Boston’s newest pharmaceutical factories may be difficult to spot. Swimming inside the body, these tiny structures — a human cell is 1,000 times bigger — are built from fatty membranes, DNA, and enzymes.

In a study published this spring in Nano Letters, researchers at the Massachusetts Institute of Technology reported developing injectable nanoscale particles containing all the biological equipment needed to produce proteins. A flash of ultraviolet light on the skin switches on these self-contained factories, which lie just below the surface and can be engineered to make different molecules. With further development, the technique could one day help scientists produce and control drugs for cancer and other diseases right inside patients’ bodies.

“It’s very cool,” said James Heath, a chemist and cancer researcher at the California Institute of Technology in Pasadena, who was not involved in the study. “This looks a little bit like science fiction, but it’s actual science.”

Protein-based drugs represent a growing class of pharmaceuticals, especially for treating cancer, but they have short shelf lives and can be difficult to administer. Natural enzymes in the body are designed to break down proteins and in the process disable some drug molecules before they reach their target. The new nanoparticles can carry protein building blocks sheathed inside a protective outer membrane, assembling the final product only when the light is applied.

“This is a way to make small amounts of the protein at your therapeutic site,” said the MIT biomedical engineer, Daniel Anderson, who supervised the research.

The reaction starts when light penetrates a nanoparticle, breaking a molecular lock scientists installed to shield the DNA coding for a specific protein — in this case, a fluorescent indicator. Once researchers unlock the genes, helper molecules inside the particle begin to read the code and manufacture the protein. In the future, researchers say, nanoparticles might be engineered to produce a variety of proteins, including cancer drugs.

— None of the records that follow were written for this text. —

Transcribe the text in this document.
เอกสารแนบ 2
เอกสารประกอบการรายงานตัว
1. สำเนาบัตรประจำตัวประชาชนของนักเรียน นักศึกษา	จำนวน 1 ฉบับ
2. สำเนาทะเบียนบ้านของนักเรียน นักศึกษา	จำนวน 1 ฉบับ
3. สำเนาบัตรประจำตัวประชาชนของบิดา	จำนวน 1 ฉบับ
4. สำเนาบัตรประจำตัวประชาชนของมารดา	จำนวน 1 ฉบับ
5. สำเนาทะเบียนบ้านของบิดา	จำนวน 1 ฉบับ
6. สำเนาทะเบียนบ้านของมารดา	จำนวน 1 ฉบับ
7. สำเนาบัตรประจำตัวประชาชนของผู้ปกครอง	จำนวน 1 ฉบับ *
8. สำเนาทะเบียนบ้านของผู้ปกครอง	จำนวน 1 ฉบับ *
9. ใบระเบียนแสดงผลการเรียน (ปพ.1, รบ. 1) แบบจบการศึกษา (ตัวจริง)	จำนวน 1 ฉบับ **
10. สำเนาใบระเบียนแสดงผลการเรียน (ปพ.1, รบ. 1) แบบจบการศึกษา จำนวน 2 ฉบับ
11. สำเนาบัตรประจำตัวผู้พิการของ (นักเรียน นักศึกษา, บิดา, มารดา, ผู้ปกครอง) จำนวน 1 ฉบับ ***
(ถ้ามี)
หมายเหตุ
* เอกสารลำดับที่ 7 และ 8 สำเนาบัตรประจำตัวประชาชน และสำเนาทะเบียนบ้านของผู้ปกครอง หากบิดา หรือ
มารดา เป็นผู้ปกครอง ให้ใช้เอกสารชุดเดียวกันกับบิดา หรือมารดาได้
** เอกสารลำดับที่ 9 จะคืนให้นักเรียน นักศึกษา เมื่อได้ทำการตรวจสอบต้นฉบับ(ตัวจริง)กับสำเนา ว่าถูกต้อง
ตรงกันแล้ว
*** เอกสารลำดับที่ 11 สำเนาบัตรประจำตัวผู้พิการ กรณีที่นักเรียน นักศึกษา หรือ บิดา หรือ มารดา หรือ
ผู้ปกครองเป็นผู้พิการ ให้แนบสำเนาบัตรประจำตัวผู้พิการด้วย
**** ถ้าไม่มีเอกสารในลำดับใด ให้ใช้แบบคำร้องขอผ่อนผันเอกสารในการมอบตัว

The project offers exciting possibilities for personalized medicine, said Avi Schroeder, lead author of the study and a postdoctoral researcher in the labs of Anderson and Robert Langer.

Patients who might benefit most from slightly different versions of the same drug could receive precisely tailored treatments.

“You can actually encode a specific protein per each patient, if you know what the patient needs,” Schroeder said.

Applying light specifically to diseased tissues could also help limit side effects of some drugs. Many existing cancer treatments work by poisoning dangerous cells, but they often damage healthy tissue in the process.

By locking the DNA, the scientists hope to contain the collateral damage.

“Even if these particles actually disperse in the entire body, you could turn them on only where you want them to be activated,” Schroeder said.

That type of specificity has excited other researchers at MIT, including neuroscientist Edward Boyden, who sees the nanoparticles as a potential research tool.

He envisions sending proteins to selected groups of neurons to change their behavior. However, “as with any new technology, it would be great to know how long it lasts, how specific it is, and what side effects there are,” said Boyden, who was notinvolved in part of the study.

In large amounts, ultraviolet radiation can cause serious side effects, including tissue damage and cancer. The researchers managed to stimulate protein production in mice with brief pulses lasting a few milliseconds — probably too brief to cause harm, Schroeder said.

A bigger concern is the limited range of ultraviolet light, which does not penetrate deep into the body. The technology might initially be more useful for treating conditions such as skin cancer, rather than pancreatic cancer, for example.

The team is interested in developing DNA locks that respond to other types of energy — that could include other wavelengths of light or even radio waves — to possibly reach different or deeper parts of the body.

Currently, no efforts are being made to commercialize the ultraviolet-triggered protein minifactories.

“This is early,” Anderson said. “I would say this is more of an academic discovery.”

If subsequent experiments succeed, commercial developments might soon follow.

Robert Langer, one of the senior authors of the study, has issued nearly 400 patents worldwide and has another 412 pending. Langer also founded the Cambridge start-up BIND Biosciences Inc., which reported in April early results of a drug-laden nanoparticle capable of identifying and invading tumors.

“This group is good at taking science fiction into science, then into actual applications, so I wouldn’t bet against them,” Heath said.